CLC Receives $250k Grant to Support Citizen-Led Redistricting Initiatives in Run-Up to 2020

Ruth and Trevor
Marla Aufmuth (Twitter: @marlaaufmuth)

There is unprecedented energy behind the movement to rein in partisan gerrymandering across America.

Citizens across ideological lines are tired of politicians redrawing the lines of their own electoral maps and distorting the political process to hold onto power for their own party. The effort by partisan politicians to marginalize voters has gone on for far too long, and is aided by sophisticated computer modeling that has taken this undemocratic practice to new extremes.

When citizens have a chance to take democracy into their own hands, they have consistently supported measures to end partisan gerrymandering. That is why this year’s 2018 midterm election cycle saw a perfect five-for-five states that voted to take redistricting power away from self-interested legislators. The states are:

  1. Michigan *(more info below)
  2. Colorado
  3. Utah
  4. Missouri
  5. Ohio

Campaign Legal Center’s (CLC) role has been to attend planning sessions for Independent Redistricting Commissions (IRCs) in the major cities that spearheaded these initiatives, help in the development of language (by ensuring that they survive legal challenges), and support the placement of the initiatives on the ballot. CLC’s communications team has also led public education campaigns.
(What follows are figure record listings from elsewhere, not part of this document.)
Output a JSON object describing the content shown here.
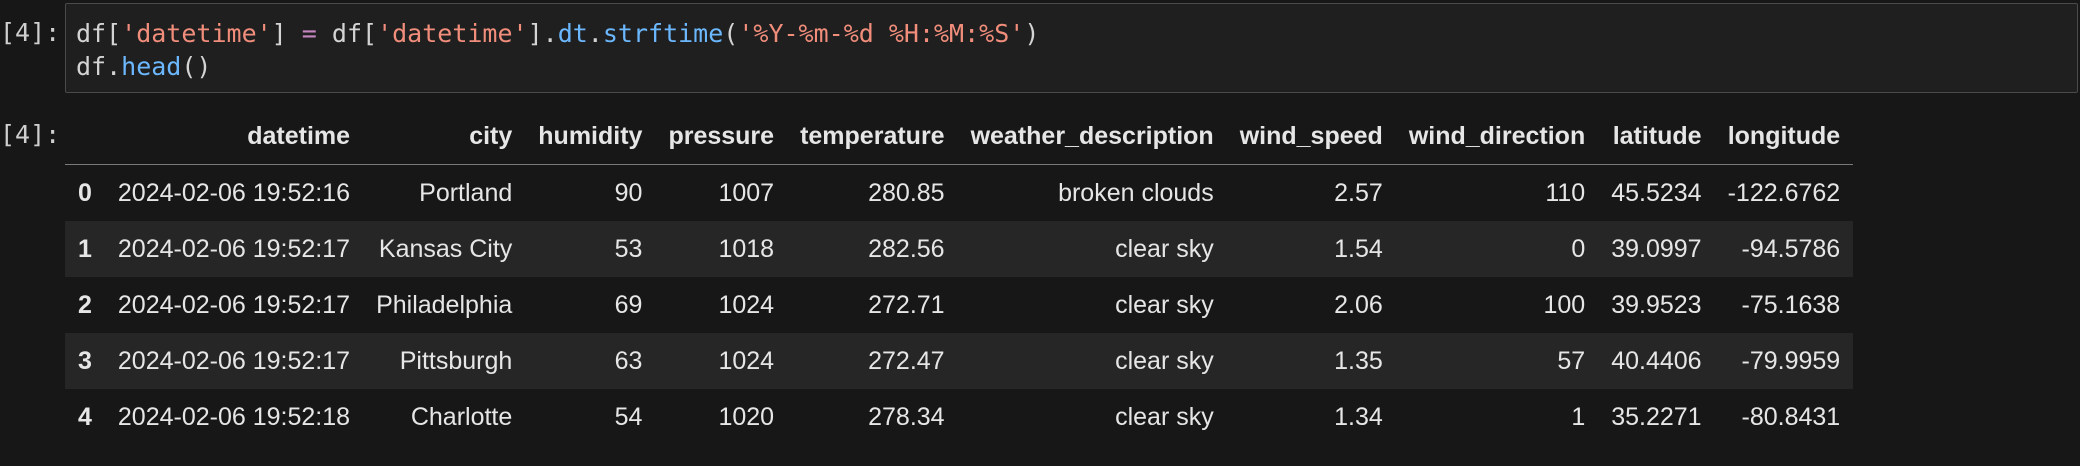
{
  "cell": {
    "input_prompt": "[4]:",
    "output_prompt": "[4]:",
    "code_line1": {
      "t1": "df[",
      "t2": "'datetime'",
      "t3": "] ",
      "t4": "=",
      "t5": " df[",
      "t6": "'datetime'",
      "t7": "].",
      "t8": "dt",
      "t9": ".",
      "t10": "strftime",
      "t11": "(",
      "t12": "'%Y-%m-%d %H:%M:%S'",
      "t13": ")"
    },
    "code_line2": {
      "t1": "df.",
      "t2": "head",
      "t3": "()"
    }
  },
  "table": {
    "columns": [
      "",
      "datetime",
      "city",
      "humidity",
      "pressure",
      "temperature",
      "weather_description",
      "wind_speed",
      "wind_direction",
      "latitude",
      "longitude"
    ],
    "rows": [
      [
        "0",
        "2024-02-06 19:52:16",
        "Portland",
        "90",
        "1007",
        "280.85",
        "broken clouds",
        "2.57",
        "110",
        "45.5234",
        "-122.6762"
      ],
      [
        "1",
        "2024-02-06 19:52:17",
        "Kansas City",
        "53",
        "1018",
        "282.56",
        "clear sky",
        "1.54",
        "0",
        "39.0997",
        "-94.5786"
      ],
      [
        "2",
        "2024-02-06 19:52:17",
        "Philadelphia",
        "69",
        "1024",
        "272.71",
        "clear sky",
        "2.06",
        "100",
        "39.9523",
        "-75.1638"
      ],
      [
        "3",
        "2024-02-06 19:52:17",
        "Pittsburgh",
        "63",
        "1024",
        "272.47",
        "clear sky",
        "1.35",
        "57",
        "40.4406",
        "-79.9959"
      ],
      [
        "4",
        "2024-02-06 19:52:18",
        "Charlotte",
        "54",
        "1020",
        "278.34",
        "clear sky",
        "1.34",
        "1",
        "35.2271",
        "-80.8431"
      ]
    ]
  }
}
One inspiring example is in *Michigan, where CLC senior legal counsel Ruth Greenwood attended planning meetings in Detroit and successfully pushed to include language in the initiative requiring that the state’s IRC not adopt a plan that favors one political party over the other. CLC organized and led a public education call in July to convene experts on redistricting and grassroots advocates. Katie Fahey was one of the speakers on this call. Katie, a 28-year old from a small village outside Grand Rapids, Mich. with no political experience, rose from unknown status to become a national celebrity this year by leading a massive volunteer effort to collect more than 425,000 signatures to get the question on the ballot. The effort survived court challenges in which CLC participated by filing court briefs in favor of Katie’s group, Voters Not Politicians. Ruth also worked behind the scenes to secure substantial funding for Voters Not Politicians. As a result of this initiative, now partisan officeholders and lobbyists are barred from becoming commissioners in a 13-member citizen redistricting commission that will be evenly split between Republicans, Democrats, and people that identify with neither party.

IRCs are a solution for citizens seeking a more independent and fair process where voters can directly voice their opinions without having to go through state legislatures. IRCs are an increasingly popular method to fight gerrymandering after the Supreme Court of the United States declined to rule on partisan gerrymandering cases from Wisconsin, Maryland, and North Carolina in June 2018. While the cases are still ongoing, the move to the states to demand fair maps by the 2020 election has achieved strong early results.

Battery Powered, a San Francisco-based member giving program of The Battery, announced a grant to CLC of $250,000 on November 15 to support CLC’s work to end partisan gerrymandering.

Learn more about Battery Powered’s grant to CLC. With the grant, CLC plans to strengthen our support for the fight to end gerrymandering. Arkansas, Oklahoma, Georgia, and several other states are moving towards similar initiatives to form independent redistricting commissions. Additionally, bipartisan coalitions of lawmakers and activists are seeking to reform redistricting through constitutional amendments beginning in the legislatures of Wisconsin, Pennsylvania, Virginia, and Illinois. Pennsylvania legislators have introduced a bill that, if passed and ratified by the people, would also establish a redistricting commission. Beyond the presidential election, 2020 is a pivotal year because the census, and therefore redistricting, only occurs every ten years. Every state will be drawing new district lines after the 2020 census, and a fair districting process is critical to ensuring that voters’ interests are accurately represented by both state and federal government. If IRCs are not adopted by 2020, the next chance to reform redistricting won’t come until after 2030.

With the 2020 redistricting cycle looming and public attention focused on partisan gerrymandering like never before, there is no better time for groups like CLC to enact reforms that permanently improve democracy in the states. Well-designed IRCs offer the best option to help ensure that the map drawing process is more transparent, all Americans’ voices are counted fairly and politicians are accountable and responsive to constituents.